Schatten-Dasein

Aktivisten demonstrieren in Essen gegen Menschenhandel

Schwarz gekleidet demonstrierten Aktivisten im Oktober 2019 am Berliner Platz in Essen gegen Menschenhandel – weltweit und in Deutschland.

Schwarz gekleidet demonstrierten Aktivisten im Oktober 2019 am Berliner Platz in Essen gegen Menschenhandel – weltweit und in Deutschland.

Foto: Frank Stenglein / Funke

Essen.  Menschenhandel gebe es auch in Deutschland, sagen die Aktivisten, die am Samstag (19.9.) in Essen protestieren wollen: gegen „moderne Sklaverei“.

Sie führen ein Schatten-Dasein und das ist auch der Titel der deutschlandweiten Kampagne, die auf die Opfer von Menschenhandel aufmerksam macht. Am Samstag, 19. September, ab 13 Uhr demonstrieren Aktivisten der lokalen Aktion „Gold – aktiv gegen Menschenhandel“ auf dem Willy-Brandt-Platz gegen sexuelle Ausbeutung und Ausbeutung der Arbeitskraft, die auch viele Menschen in Essen betreffe.

„Wir kämpfen gegen moderne Sklaverei“

Eine Gruppe von schwarz gekleideten Menschen, den Mund mit rotem Klebeband bedeckt, wolle mit Plakaten und dramaturgischen Darstellungen auf die Schicksale von Personen aufmerksam machen, die hier in Deutschland Opfer von Menschenhandel geworden sind. Nicht nur in Essen, sondern in vielen deutschen Städten werde am 19. September mit verschiedenen Aktionen über das Thema aufgeklärt. „Wir alle kämpfen gemeinsam dafür, moderne Sklaverei weltweit zu beenden“, erklärt Maike Paszota, die zusammen mit einem Team die Kampagne in Essen veranstaltet.

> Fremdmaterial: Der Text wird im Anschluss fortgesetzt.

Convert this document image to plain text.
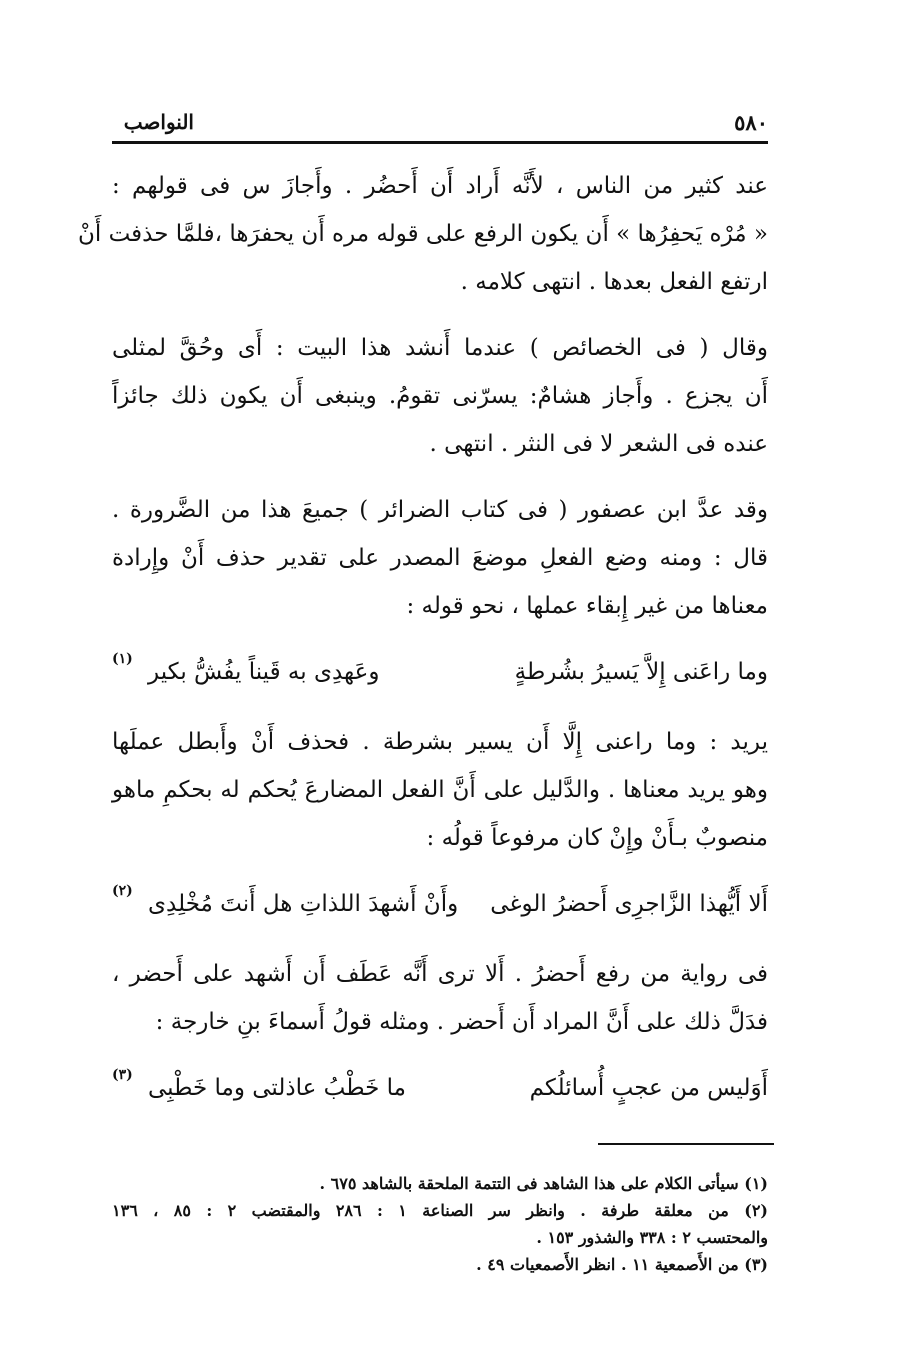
٥٨٠
النواصب
عند كثير من الناس ، لأَنَّه أَراد أَن أَحضُر . وأَجازَ س فى قولهم :
« مُرْه يَحفِرُها » أَن يكون الرفع على قوله مره أَن يحفرَها ،فلمَّا حذفت أَنْ
ارتفع الفعل بعدها . انتهى كلامه .
وقال ( فى الخصائص ) عندما أَنشد هذا البيت : أَى وحُقَّ لمثلى
أَن يجزع . وأَجاز هشامٌ: يسرّنى تقومُ. وينبغى أَن يكون ذلك جائزاً
عنده فى الشعر لا فى النثر . انتهى .
وقد عدَّ ابن عصفور ( فى كتاب الضرائر ) جميعَ هذا من الضَّرورة .
قال : ومنه وضع الفعلِ موضعَ المصدر على تقدير حذف أَنْ وإِرادة
معناها من غير إِبقاء عملها ، نحو قوله :
وما راعَنى إِلاَّ يَسيرُ بشُرطةٍ
وعَهدِى به قَيناً يفُشُّ بكير
(١)
يريد : وما راعنى إِلَّا أَن يسير بشرطة . فحذف أَنْ وأَبطل عملَها
وهو يريد معناها . والدَّليل على أَنَّ الفعل المضارعَ يُحكم له بحكمِ ماهو
منصوبٌ بـأَنْ وإِنْ كان مرفوعاً قولُه :
أَلا أَيُّهذا الزَّاجرِى أَحضرُ الوغى
وأَنْ أَشهدَ اللذاتِ هل أَنتَ مُخْلِدِى
(٢)
فى رواية من رفع أَحضرُ . أَلا ترى أَنَّه عَطَف أَن أَشهد على أَحضر ،
فدَلَّ ذلك على أَنَّ المراد أَن أَحضر . ومثله قولُ أَسماءَ بنِ خارجة :
أَوَليس من عجبٍ أُسائلُكم
ما خَطْبُ عاذلتى وما خَطْبِى
(٣)
(١) سيأتى الكلام على هذا الشاهد فى التتمة الملحقة بالشاهد ٦٧٥ .
(٢) من معلقة طرفة . وانظر سر الصناعة ١ : ٢٨٦ والمقتضب ٢ : ٨٥ ، ١٣٦
والمحتسب ٢ : ٣٣٨ والشذور ١٥٣ .
(٣) من الأَصمعية ١١ . انظر الأَصمعيات ٤٩ .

Schon 2019 hätten mehr als 200 Menschen in Essen an einem „Walk For Freedom“ teilgenommen, einem Schweigemarsch gegen Menschenhandel. „Vielen Menschen ist das Problem nicht bewusst,aber es betrifft auch unser Land und sogar unsere Region“, sagt Maike Paszota. Es gehe um eine 150-Milliarden-Dollar-Industrie weltweit. So leben laut aktuellen UN-Schätzungen rund 40 Millionen Menschen in modernen Formen von Sklaverei – ein Viertel davon sind Kinder. Nur die wenigsten würden jemals jemals gerettet.

Bündnis demonstriert deutschlandweit

Zu der Kampagne „Schatten-Dasein“ ruft das Bündnis „Gemeinsam gegen Menschenhandel“ auf, das bundesweit von Vereinen, Gruppen und Kirchengemeinden unterstützt wird.